Huang Hua made the rather risky overland journey to Nanking by train and by truck, bypassing areas still held by Nationalist militia. The first foreigner received by Huang Hua after he was installed in his office in the former Nationalist Foreign Ministry was Chester Ronning. Fluent from childhood in Chinese, Ronning had been asked by the diplomatic corps to represent them, since the Communists were insisting that all business be conducted in Chinese. Ronning was told that the ambassadors would not be entitled to the usual diplomatic privileges and immunities because their governments had no official ties with the Revolutionary Military Commission then ruling in Peking. This was later modified to allow diplomats to communicate by cable in cipher with their governments. Huang Hua, soon after arrival, agreed to meet with me. He was in army uniform rather than in the civilian tunic he had worn in Peking. He greeted me in Chinese but then, becoming less formal, chatted in English and told me that I would be free to carry on my work as a correspondent. After the fall of Shanghai, Huang Hua arranged a visit for me to the port city, where Fred Hampson was still holding the AP fort.

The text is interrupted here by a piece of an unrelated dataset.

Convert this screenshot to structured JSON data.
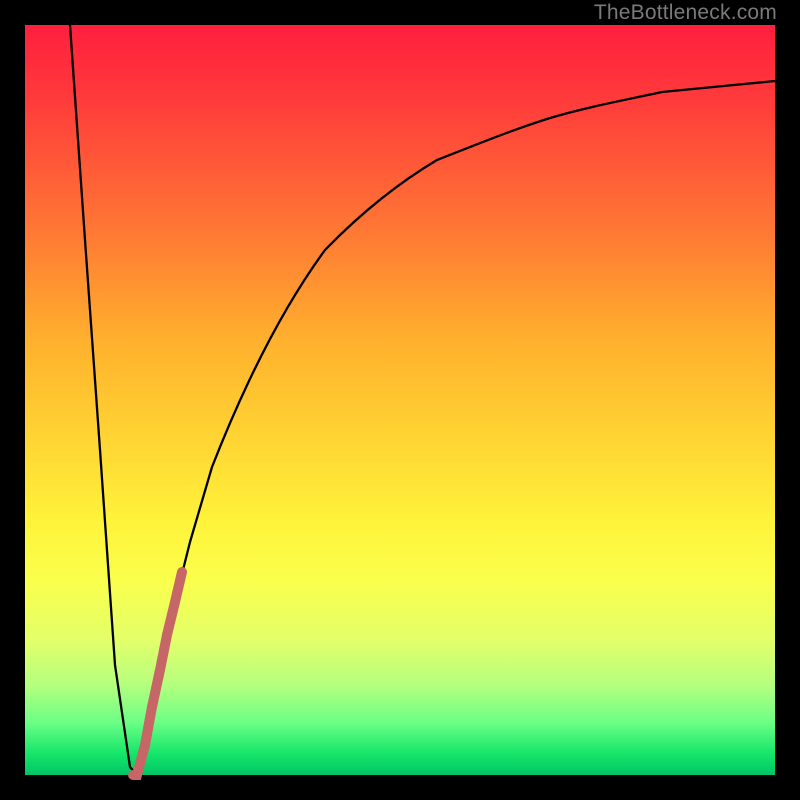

A few days after his arrival, Huang Hua contacted Philip Fugh, the American ambassador’s personal secretary, and arranged to call on Stuart at his residence. Ostensibly, it was to apologize for a minor incident, an intrusion by Communists soldiers who stumbled into the ambassador’s bedroom during the occupation of the city. But Stuart noted in his diary that the meeting with Huang Hua on May 14, which lasted an hour and forty-five minutes, “may be the beginning of better understanding.” Huang Hua raised the question of U.S. recognition of the future Communist government on condition that Washington sever all ties with the Nationalist government. Stuart gave him a hedged reply with no firm assurance. Stuart, accompanied by Fugh, his secretary, paid a return visit to Huang Hua on June 6 at the Foreign Ministry, where arrangements were made for the ambassador to visit Shanghai for a Yenching student reunion. Two days later, Fugh telephoned Huang Hua to ask if the ambassador could visit Peking in keeping with his past custom of celebrating his June 24 birthday at Yenching University. Fugh said the visit might afford an opportunity for a meeting with Zhou Enlai. Huang Hua, indicating that Stuart would likely be welcome, referred the request to Peking, and the ambassador informed the State Department of the proposed visit. Hu
ang Hua’s message to Peking inspired a sequence of intricate political maneuvers. Lu Zhiwei, chancellor of Yenching, was asked, presumably by Zhou Enlai, to write a letter to Stuart inviting him to Peking. On June 28, Stuart received a puzzling letter from the chancellor which already assumed that he would be making the trip. After a telegraphic exchange with Peking to confirm the contents of the Lu message, Huang Hua visited Stuart to tell him that Mao and Zhou would welcome him heartily.